Я вскоре и думать перестал об охоте, а за мной и собаки – бежали себе впереди, отлично понимая невозможность гона по такому полю, если бы даже и было что гнать, и несколько оживляясь лишь тогда, когда мы попадали в какой-нибудь голый перелесок, где крепко и сыро пахло прелым листом, или проходили по рыжим дубовым кустарникам, по какому-нибудь логу, бугру. Но ничего не было и тут: всюду пустота, молчание, жидкий, безжизненный, хотя и теплый, ясный блеск, в котором по-осеннему низко, плоско и четко лежали светлые окрестности, – все эти клетчатые от жнивий, зеленей и пашен перевалы полей, рыжие шкуры кустарников, сизо-сереющие кое-где вдали березовые и осиновые острова…
И от Лобанова я повернул наконец назад. Проехал Шипово, потом въехал в ту самую Кроптовку, где было родовое имение Лермонтовых. Тут я отдохнул у знакомого мужика, посидел с ним на крылечке, выпил квасу. Перед нами был выгон, за выгоном – давно необитаемая мелкопоместная усадьба, которую красил немного только сад, неподвижно поднимавший в бледно-голубом небосклоне, за небольшим старым домом, свои черные верхушки. Я сидел и, как всегда, когда попадал в Кроптовку, смотрел и думал: да ужели это правда, что вот в этом самом доме бывал в детстве Лермонтов, что почти всю жизнь прожил тут его родной отец? – Говорят, продают, – сказал мужик, тоже глядя на усадьбу и щурясь. – Говорят, ефремовский Каменев торгует…

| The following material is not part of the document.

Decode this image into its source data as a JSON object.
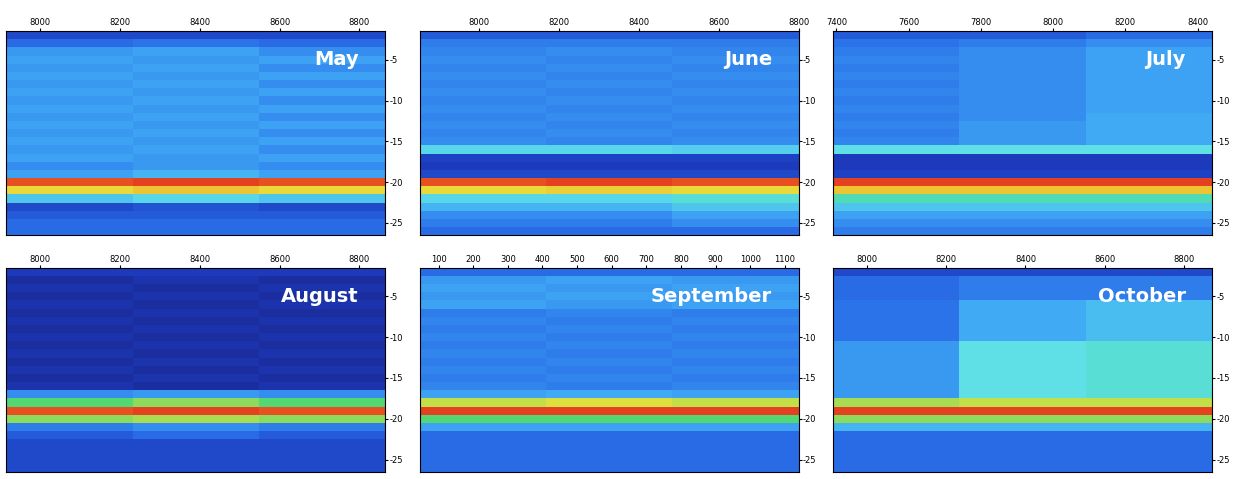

И, взглянув на меня, еще более сощурился: – А вы как? Не продаете еще? – Это дело отца, – ответил я уклончиво. – Конечно, конечно, – сказал мужик, думая что-то свое. – Я это только к тому, что все, мол, теперь продают, плохое пришло господам житье. Народ избаловался, – и свое-то и то как попало работают, а не то, что господское, – а цена на руки в горячее время – приступу нет, а загодя, под заработки, барину не из чего дать – нужда, бедность …
Дальше я поехал, делая большой крюк, решив для развлечения проехать через Васильевское, переночевать у Писаревых. И, едучи, как-то особенно крепко задумался вообще о великой бедности наших мест. Все было бедно, убого и глухо кругом. Я ехал большой дорогой – и дивился ее заброшенности, пустынности. Ехал проселками, проезжал деревушки, усадьбы: хоть шаром покати не только в полях, на грязных дорогах, но и на таких же грязных деревенских улицах и на пустых усадебных дворах. Даже непонятно: да где же люди и чем убивают они свою осеннюю скуку, безделье, сидя по этим избам и усадьбам? А потом я опять вспомнил бессмысленность и своей собственной жизни среди всего этого и просто ужаснулся на нее, вдруг вспомнив вместе с тем Лермонтова. Да, вот Кроптовка, этот забытый дом, на который я никогда не могу смотреть без каких-то бесконечно-грустных и неизъяснимых чувств…
Вот бедная колыбель его, наша общая с ним, вот его начальные дни, когда так же смутно, как и у меня некогда, томилась его младенческая душа, «желанием чудным полна», и первые стихи, столь же, как и мои, беспомощные… А потом что? А потом вдруг «Демон», «Мцыри», «Тамань», «Парус», «Дубовый листок оторвался от ветки родимой…»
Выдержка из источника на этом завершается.